If you get a grow going lemme know for sure ill be onboard with you 

Good luck man 

Kannah


----------



## Grojak (Jan 17, 2016)

Danny88 said:


> No I know what you are saying it's just I will have to wait to take cones then wait for them to root then flower them for a few weeks by that time wouldn't the pre-flowers of shown by then on the vegging plants that's what I thought of at first but not sure which would show first



Pheno hunting is not a high yielding production…. it's always a sacrifice but one that pays off in the end. I used to do what you're saying… but realized I was wasting so much time and energy… so now I top my plants take those tops and as clone cuts than let the seedlings grow another 7 days and pop em in flower… it speeds things up by 2 weeks and you'll find the males quicker and get the clones vegging to good size by the time you know your phenos.

I grow from rock wool to 16oz plastic cups than to 1gal pots (thats 4 liters i think) I top when their in the 1gal pots and flower from there… why waste space and soil repotting to a 3gallon or bigger pot, makes no sense.. just get those girls in there fast and the boys out of there faster.


----------



## Danny88 (Jan 17, 2016)

Kannah-krazy said:


> Ey man , guess your aussie , just wanted to chime in and reccomend atleast a 11 litre pot for your final repotting , if u do go seed i start in rockwool , then straight into something < 1 litre , wait till yoi have a nice rootball then go straight up to your final container
> 
> I can also tell your new to this and just wanted to say your on the right track with the scrog idea !
> 
> ...


Nah mate from uk I'm definitely starting from seed already bought them got 10 regular original granddaddy purple and 5 Dutch passion seeds blueberry think I might just start in coco was getting alge on the rock wool last time when I was using it to clone what I have done before is used plastic cups to start in and have one covered in that foil tape so I can look at how the root growth is going don't think will be starting for a few week need to get some things sorted


----------



## Danny88 (Jan 17, 2016)

Grojak said:


> Pheno hunting is not a high yielding production…. it's always a sacrifice but one that pays off in the end. I used to do what you're saying… but realized I was wasting so much time and energy… so now I top my plants take those tops and as clone cuts than let the seedlings grow another 7 days and pop em in flower… it speeds things up by 2 weeks and you'll find the males quicker and get the clones vegging to good size by the time you know your phenos.
> 
> I grow from rock wool to 16oz plastic cups than to 1gal pots (thats 4 liters i think) I top when their in the 1gal pots and flower from there… why waste space and soil repotting to a 3gallon or bigger pot, makes no sense.. just get those girls in there fast and the boys out of there faster.

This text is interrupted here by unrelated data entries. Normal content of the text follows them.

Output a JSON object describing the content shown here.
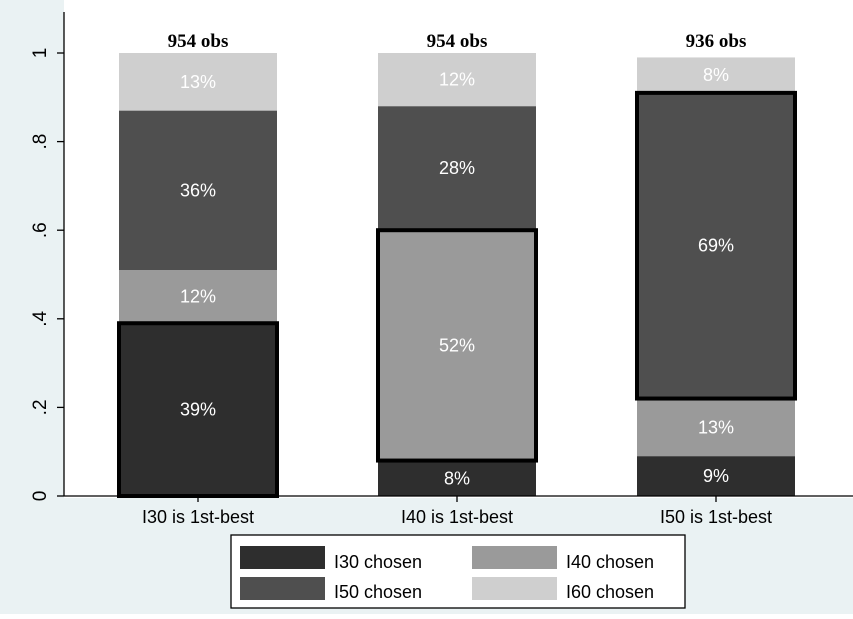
{
  "chart_data": {
    "type": "bar",
    "stacked": true,
    "categories": [
      "I30 is 1st-best",
      "I40 is 1st-best",
      "I50 is 1st-best"
    ],
    "obs_labels": [
      "954 obs",
      "954 obs",
      "936 obs"
    ],
    "series": [
      {
        "name": "I30 chosen",
        "color": "#2e2e2e",
        "values": [
          0.39,
          0.08,
          0.09
        ],
        "labels": [
          "39%",
          "8%",
          "9%"
        ]
      },
      {
        "name": "I40 chosen",
        "color": "#9a9a9a",
        "values": [
          0.12,
          0.52,
          0.13
        ],
        "labels": [
          "12%",
          "52%",
          "13%"
        ]
      },
      {
        "name": "I50 chosen",
        "color": "#4f4f4f",
        "values": [
          0.36,
          0.28,
          0.69
        ],
        "labels": [
          "36%",
          "28%",
          "69%"
        ]
      },
      {
        "name": "I60 chosen",
        "color": "#cfcfcf",
        "values": [
          0.13,
          0.12,
          0.08
        ],
        "labels": [
          "13%",
          "12%",
          "8%"
        ]
      }
    ],
    "highlighted_series": [
      "I30 chosen",
      "I40 chosen",
      "I50 chosen"
    ],
    "yticks": [
      "0",
      ".2",
      ".4",
      ".6",
      ".8",
      "1"
    ],
    "ylim": [
      0,
      1
    ],
    "grid": false,
    "legend_position": "bottom"
  }
}
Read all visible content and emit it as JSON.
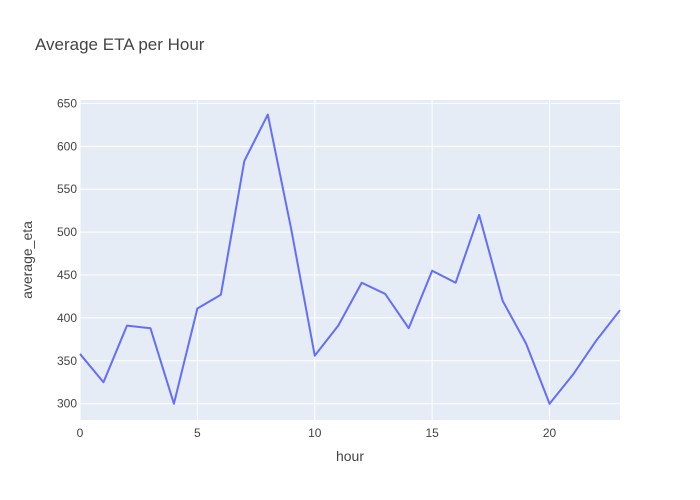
{
  "chart_data": {
    "type": "line",
    "title": "Average ETA per Hour",
    "xlabel": "hour",
    "ylabel": "average_eta",
    "xlim": [
      0,
      23
    ],
    "ylim": [
      281,
      654
    ],
    "xticks": [
      0,
      5,
      10,
      15,
      20
    ],
    "yticks": [
      300,
      350,
      400,
      450,
      500,
      550,
      600,
      650
    ],
    "grid": true,
    "legend": "none",
    "colors": {
      "line": "#636efa",
      "plot_bg": "#e5ecf6",
      "text": "#444444"
    },
    "series": [
      {
        "x": [
          0,
          1,
          2,
          3,
          4,
          5,
          6,
          7,
          8,
          9,
          10,
          11,
          12,
          13,
          14,
          15,
          16,
          17,
          18,
          19,
          20,
          21,
          22,
          23
        ],
        "values": [
          358,
          325,
          391,
          388,
          300,
          411,
          427,
          583,
          637,
          503,
          356,
          391,
          441,
          428,
          388,
          455,
          441,
          520,
          420,
          370,
          300,
          334,
          374,
          409
        ]
      }
    ]
  }
}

So instead of flowering the clone and throwing it when you find the sex you will keep them and flower the seeds to find the males have you heard of flowering the clone before it has roots in a cup of water it's supposed to only take a week to show


----------



## Grojak (Jan 18, 2016)

Danny88 said:


> So instead of flowering the clone and throwing it when you find the sex you will keep them and flower the seeds to find the males have you heard of flowering the clone before it has roots in a cup of water it's supposed to only take a week to show


Thats exactly what I do…. I stick to my method tried and true… cloning in straight water is possible but I would't think it would speed up the sexing process.


----------



## Danny88 (Jan 18, 2016)

Grojak said:


> Thats exactly what I do…. I stick to my method tried and true… cloning in straight water is possible but I would't think it would speed up the sexing process.


Well I'm gong to buy an aero cloner so if I flower the clones I will use that if you are keeping the clones and flowering the seeded plants wouldn't you have to wait for the plants to mature before taking clones where as if you flower the clone it doesn't matter if the plant is mature enough yet coz you will be throwing the clone away and taking new clones when it's mature and you have weeded out the males


----------



## Grojak (Jan 19, 2016)

if the plants big enough to take a clone its big enough to toss into flower.. I usually let it veg 3-5 days after taking the cut before tossing it into flower… w/ an aerocloner you will find that you can root clones typically in 10-14 days (where as using rock wool at times can take up to 3 weeks to show roots).


----------



## GreenSanta (Jan 20, 2016)

12/12 from seed, reveg the winners, repeat until you have 2-3 favorites


----------